Being with Lu made him feel like the best version of who he’d been as a young man. Fun. Spontaneous. Curious.
Alive.
He’d been all of that and more. He’d been touted as the most promising young player in a generation—a team man, an amazing talent. Then he’d met Jo and had—oh, so willingly—fallen into the wild life she’d embraced. They’d married on a whim in Bali, and their life together had been fuelled by booze and dope and causing as much chaos as they could. They’d been untouchable, arrogant and superior. He’d started to work less and believe his own press more, had become enamoured of the adulation and adoration of fans and groupies. For a long time he’d thought he was a special person with a talent for rugby. It had taken Kelby to make him realise that he was just an ordinary guy with a special talent for the game.

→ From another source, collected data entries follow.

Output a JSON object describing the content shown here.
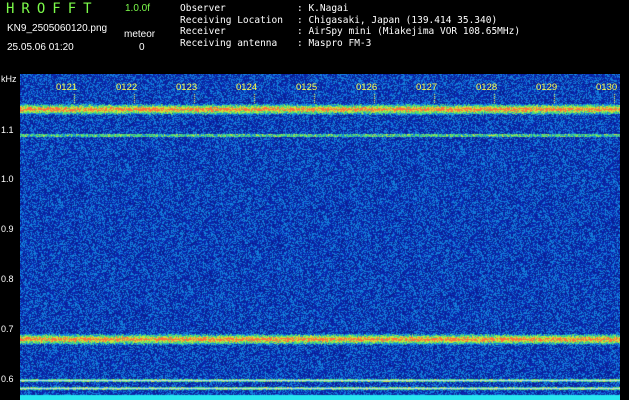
{
  "header": {
    "brand": "HROFFT",
    "version": "1.0.0f",
    "filename": "KN9_2505060120.png",
    "datetime": "25.05.06 01:20",
    "meteor_label": "meteor",
    "meteor_count": "0"
  },
  "info": [
    {
      "key": "Observer",
      "value": ": K.Nagai"
    },
    {
      "key": "Receiving Location",
      "value": ": Chigasaki, Japan (139.414 35.340)"
    },
    {
      "key": "Receiver",
      "value": ": AirSpy mini (Miakejima VOR 108.65MHz)"
    },
    {
      "key": "Receiving antenna",
      "value": ": Maspro FM-3"
    }
  ],
  "y_axis": {
    "unit": "kHz",
    "labels": [
      "1.1",
      "1.0",
      "0.9",
      "0.8",
      "0.7",
      "0.6"
    ]
  },
  "time_axis": {
    "labels": [
      "0121",
      "0122",
      "0123",
      "0124",
      "0125",
      "0126",
      "0127",
      "0128",
      "0129",
      "0130"
    ]
  },
  "colors": {
    "background": "#000000",
    "noise_base": "#1a2aa8",
    "signal_band": "#ff6a3c",
    "echo_band": "#7de64a",
    "text_accent": "#7CFC4A",
    "tick_label": "#FFFF4A"
  },
  "chart_data": {
    "type": "heatmap",
    "x_labels": [
      "0121",
      "0122",
      "0123",
      "0124",
      "0125",
      "0126",
      "0127",
      "0128",
      "0129",
      "0130"
    ],
    "y_unit": "kHz",
    "ylim": [
      0.58,
      1.14
    ],
    "y_ticks": [
      0.6,
      0.7,
      0.8,
      0.9,
      1.0,
      1.1
    ],
    "bands_khz": [
      1.08,
      1.035,
      0.685,
      0.615,
      0.6
    ],
    "strong_bands_khz": [
      1.08,
      0.685
    ]
  }
}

As for their marriage...he’d been bored with her within three months and hadn’t been able to understand why. Sure, she was smoking hot—but she was also bright. Something he’d frequently forgotten. She could be hysterically funny, had superior mattress skills and a personality as big as the sun. There had been no reason to get bored with her. She was everything he’d ever thought he’d wanted but...
The spark had died. Quickly.
Could he be blamed for having doubts about his ability to stay in a relationship, to commit to a relationship? He’d been handed everything any guy anywhere in the world would sell his soul for and he hadn’t wanted it. But he’d kept it going—and he suspected she had too—because he’d earned big bragging points for being married to the sexiest woman in the world. And he’d liked the attention.
He hadn’t had the balls to break it off...until she did. Apparently there really wasn’t any good excuse for having an Argentinean woman in your room at three in the morning when you were married.
Will snapped a full round-house kick at the punching bag and followed the kick with an upper-cut when the bag came roaring back towards him. He’d been a yellow-bellied coward and after the divorce, instead of putting up his hand and saying sorry, he had bounced from affair to affair, party to party, bottle to bottle, making more of an ass of himself every month, losing a little more respect for himself every day.
If it hadn’t been for Kelby...
Will glanced at his watch. He’d been at it for a half-hour and he hadn’t even noticed. Sweat snaked down his bare spine into the back of his shorts and his hair was matted to his head. Using the back of his wrist, he pushed the hair back from his face and hauled air into his lungs. The adrenalin and anger were gone and he realised that he was utterly exhausted, his muscles beyond fatigued. Between the run this morning, the full body contact practice this afternoon and beating the crap out of this bag, he was skating on the edge of physical exhaustion.
Will grabbed the sides of the bag and rested his sticky forehead on the thick plastic. Well, he should sleep well tonight—that was if he didn’t start thinking about his crappy past. And Lu. And how much longer he could keep his hands off her...
Will turned on hearing the gentle slap of Lu’s sandals as she crossed the gym.
‘How long have you been here?’ he demanded, pulling off one glove with his teeth, then ridding himself of the other.
Lu tossed him a bottle of water which he caught with his free hand. ‘A while. Want to talk about it?’
Will cracked the lid and took a long sip before sinking to sit on an exercise mat. He held Lu’s sympathetic eyes as water slid down his throat.
‘Nothing to talk about,’ he said when he’d lowered the bottle.
Lu tipped her head and shook her head. ‘The past loses its power when it’s talked about. Secrets too.’
‘What would you know about secrets and the power they hold over people, Lu?’